Allison’s smile wavered imperceptibly at the edges. “I’ll take that as a compliment,” she replied lightly. It was not a compliment. It was a sentence. Those strange, simple words confirmed Allison’s underlying sense of doom. She looked like a character in a book because she was a character. She’d absorbed defining details from too many other personas and now there wasn’t anything original left. She’d finally ceased to be a real person.

That night, as she lay in bed with her eyes screwed shut, she heard terrible, decisive clacking noises, like someone in the next room was pounding on the keys of a giant typewriter. She was terrified by how resolutely final the typing sounded. A panicked, claustrophobic feeling overcame her, the feeling that her life had already been plotted out for her by some inescapable, unseen force. A few strokes of the keys and her personality would change. A few strokes of the keys and she might be scrapped entirely and cease to exist.

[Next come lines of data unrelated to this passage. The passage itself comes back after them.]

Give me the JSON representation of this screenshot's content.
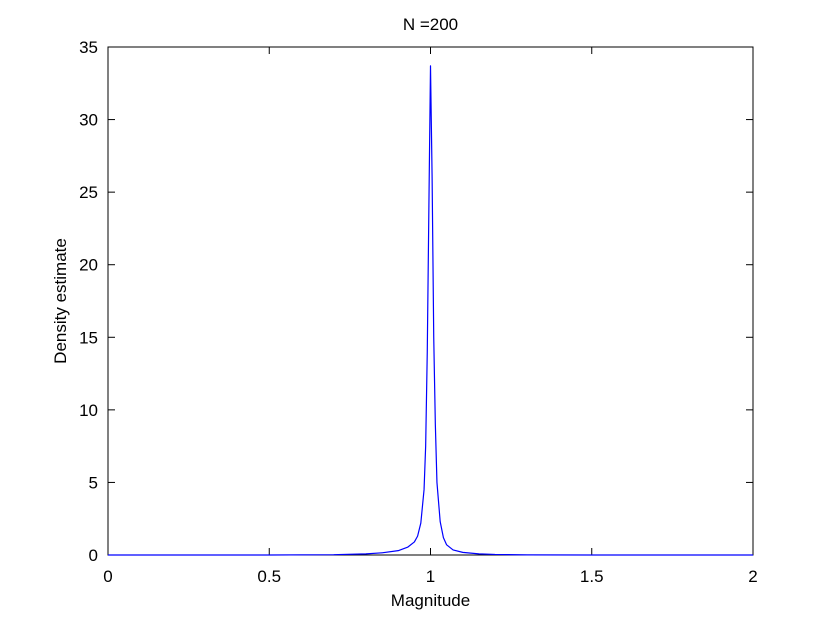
{
  "chart_data": {
    "type": "line",
    "title": "N =200",
    "xlabel": "Magnitude",
    "ylabel": "Density estimate",
    "xlim": [
      0,
      2
    ],
    "ylim": [
      0,
      35
    ],
    "xticks": [
      {
        "value": 0,
        "label": "0"
      },
      {
        "value": 0.5,
        "label": "0.5"
      },
      {
        "value": 1,
        "label": "1"
      },
      {
        "value": 1.5,
        "label": "1.5"
      },
      {
        "value": 2,
        "label": "2"
      }
    ],
    "yticks": [
      {
        "value": 0,
        "label": "0"
      },
      {
        "value": 5,
        "label": "5"
      },
      {
        "value": 10,
        "label": "10"
      },
      {
        "value": 15,
        "label": "15"
      },
      {
        "value": 20,
        "label": "20"
      },
      {
        "value": 25,
        "label": "25"
      },
      {
        "value": 30,
        "label": "30"
      },
      {
        "value": 35,
        "label": "35"
      }
    ],
    "grid": false,
    "series": [
      {
        "color": "#0000ff",
        "x": [
          0,
          0.5,
          0.7,
          0.8,
          0.85,
          0.9,
          0.93,
          0.95,
          0.96,
          0.97,
          0.98,
          0.985,
          0.99,
          0.995,
          1.0,
          1.005,
          1.01,
          1.015,
          1.02,
          1.03,
          1.04,
          1.05,
          1.07,
          1.1,
          1.15,
          1.2,
          1.3,
          1.5,
          2
        ],
        "y": [
          0,
          0,
          0.02,
          0.08,
          0.15,
          0.3,
          0.55,
          0.9,
          1.3,
          2.2,
          4.5,
          7.5,
          14,
          24,
          33.7,
          26,
          15,
          9,
          5,
          2.3,
          1.2,
          0.7,
          0.35,
          0.18,
          0.08,
          0.04,
          0.01,
          0,
          0
        ]
      }
    ]
  }
}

Her mind raced and spit out nightmares.

I am being cut out of reality and soon I’ll be nothing but a blank white cut-out with crisp new edges. Cut me and I’ll bleed ink. I am being cut out of reality I am I am I am

I look like a character in a book.

——

An older piece. Written in the spring of 2007 for a Creative Non-Fiction course with Jean Thompson. The italicized portions were originally in a typewriter font. A bit gimmicky, but effective. Unfortunately, I couldn’t for the life of my figure out how to transmit the font changes into blog form. Ah, formatting. This piece still does a remarkably good job at summing up my feelings as a reader/writer and a person/character.